Училище на углу Мясницкой имело уютную закругленную ротонду, красивые и торжественные лестницы, как было не полюбить его! К тому же педагоги — Серов, Коровин, Архипов, Васнецов… Но главное — таинственные, такие притягательные запахи красок, гипсов, ацетона — и лекции, беседы об искусстве, жаркие споры о будущем. Художественная и общественная жизнь бурлила, близился 1905 год, когда Поленов, Серов и Голубкина так смело выступили на защиту тех, в кого стреляли на Пресне. Студенты тоже издавали что-то тайное, подпольное.

Но его, Сарьяна, и в те бурные времена более всего будоражили краски. Впрочем… Разве то, что он примкнул к одному из самых отчаянных направлений в искусстве, не было проявлением тяги к свободе? Объединение называлось «Голубая роза», и на его выставках Сарьян впервые заговорил живописным языком, быть может, еще не своим, но уже обретенным.

Друзья-товарищи его — Павел Кузнецов, Крымов, Уткин да еще Сапунов с Судейкиным, и всех их объединяла тяга к фантазиям, экзотике, мечта о небывалом.

Мартирос Сергеевич закрыл глаза — и внутреннему взору предстали залы «Голубой розы», украшенные лилиями, гиацинтами, нарциссами, послышались голоса посетителей, критиков:

— Неужели это серьезно? Кто их выдумал? Это глумление над нами!.. Голубая роза, если бы она была выведена, стала бы извращением розы, тут логика кошмарных снов…

— Кто организатор этой «Розы»?.. Рябушинский, меценат, редактор-издатель журнала «Золотое руно»! Он начертал на знамени: «Искусство свободно, ибо создается свободным творческим порывом».

— «Голубая роза» — это цветок мистической любви. Вы ничего не поняли, это поиск синей птицы, это дивная розово-голубая живопись…

— Тут все размыто, немощно, словно писали слабые люди, но вы посмотрите на них — как на подбор физически сильные, с мускулами, художники…

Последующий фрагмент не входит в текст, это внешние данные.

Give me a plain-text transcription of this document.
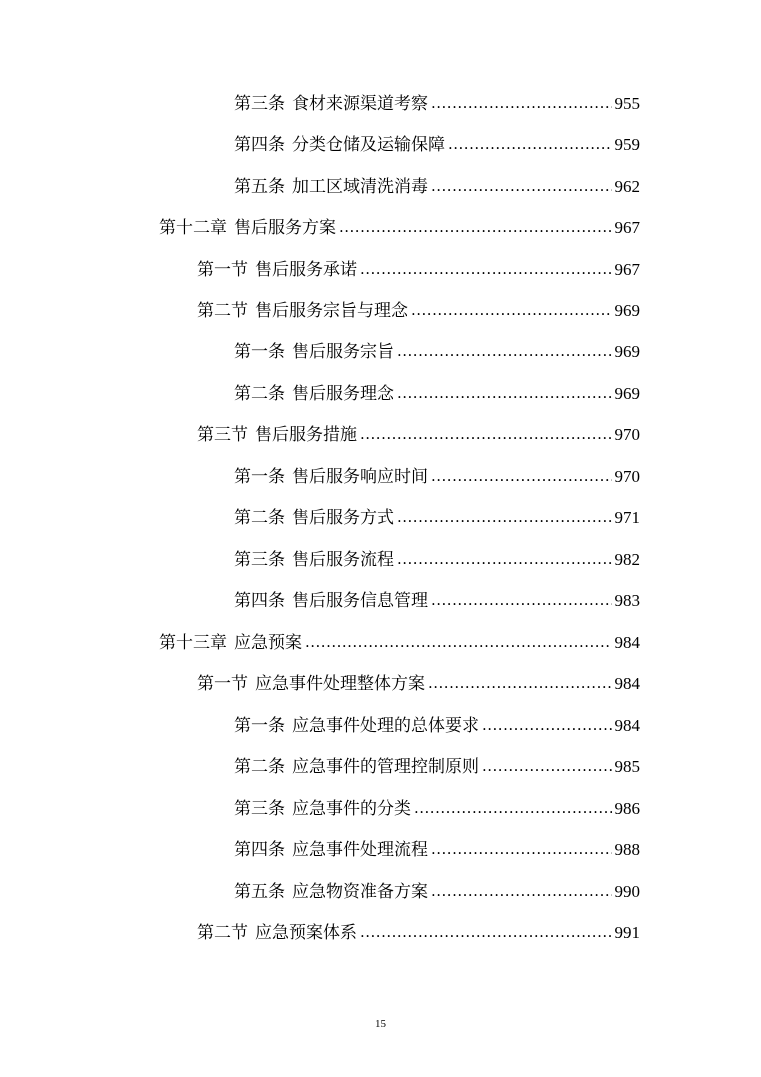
第三条 食材来源渠道考察 .....	955
第四条 分类仓储及运输保障 .....	959
第五条 加工区域清洗消毒 .....	962
第十二章 售后服务方案 .....	967
第一节 售后服务承诺 .....	967
第二节 售后服务宗旨与理念 .....	969
第一条 售后服务宗旨 .....	969
第二条 售后服务理念 .....	969
第三节 售后服务措施 .....	970
第一条 售后服务响应时间 .....	970
第二条 售后服务方式 .....	971
第三条 售后服务流程 .....	982
第四条 售后服务信息管理 .....	983
第十三章 应急预案 .....	984
第一节 应急事件处理整体方案 .....	984
第一条 应急事件处理的总体要求 .....	984
第二条 应急事件的管理控制原则 .....	985
第三条 应急事件的分类 .....	986
第四条 应急事件处理流程 .....	988
第五条 应急物资准备方案 .....	990
第二节 应急预案体系 .....	991
15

Да, на той выставке художники выражались символами, обращались к детскому примитиву. Кузнецов — восточный мистик, Сапунов и Судейкин декоративны, а о Сарьяне говорили: он стоит особняком; критик Эфрос его и Крымова называл «неореалистами». Что ж, может быть…

На самом же деле они искали новый живописный язык, такой, чтобы сама пластика живописи несла духовное начало. Так было у Врубеля, у Борисова-Мусатова.

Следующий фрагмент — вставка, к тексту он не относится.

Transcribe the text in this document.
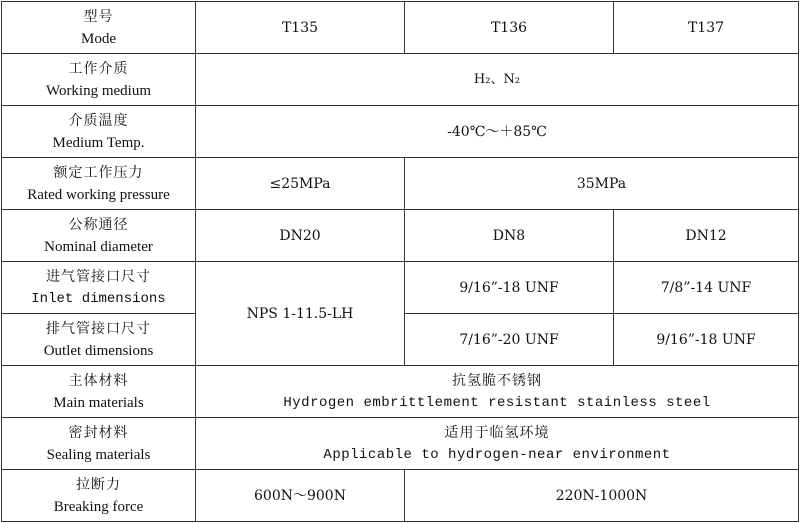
型号
Mode	T135	T136	T137

工作介质
Working medium	H₂、N₂		

介质温度
Medium Temp.	-40℃～＋85℃		

额定工作压力
Rated working pressure	≤25MPa	35MPa	

公称通径
Nominal diameter	DN20	DN8	DN12

进气管接口尺寸
Inlet dimensions	NPS 1-11.5-LH	9/16”-18 UNF	7/8”-14 UNF

排气管接口尺寸
Outlet dimensions		7/16”-20 UNF	9/16”-18 UNF

主体材料
Main materials	抗氢脆不锈钢
Hydrogen embrittlement resistant stainless steel		

密封材料
Sealing materials	适用于临氢环境
Applicable to hydrogen-near environment		

拉断力
Breaking force	600N～900N	220N-1000N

Какие картины выставил на той нашумевшей выставке он, Сарьян? Старик прищурил глаза, вспоминая… «Чары солнца», «Сказка», «Фантазия», «Любовь. Сказка»… Там были газели, лани, ягуары, лошади, а женщины не имели лиц, стояли не двигаясь, таинственно укутанные в голубые одеяния. Он старался передать музыкальность движений и линий, гармонию природы, и оттого пантера пила воду из источника, возле которого стояла девушка. Оттого тигр и лань были рядом в том мечтаемом лесу. Природа представлялась ему как единое живое существо. На одной картине он даже символом земли сделал женщину: горные вершины, беря начало в небе, ступенчато ниспадали, принимали облик женщины, рожденной Землей. «Голубая роза» много значила, Сарьян поверил тогда, что ритмом, движением линий, мазками может сказать что-то зрителю…

Сарьян поднялся с дивана, крепко опершись о спинку стула, и взглянул в окно — солнечный луч пробрался между деревьями и весело подмигнул ему. Ах, как хорошо! Тонкие губы тронула улыбка, а на лице отразилось удивление: как преобразилась стена, на которую упал луч! Удивление, восторг — он не потерял еще их, слава Богу!..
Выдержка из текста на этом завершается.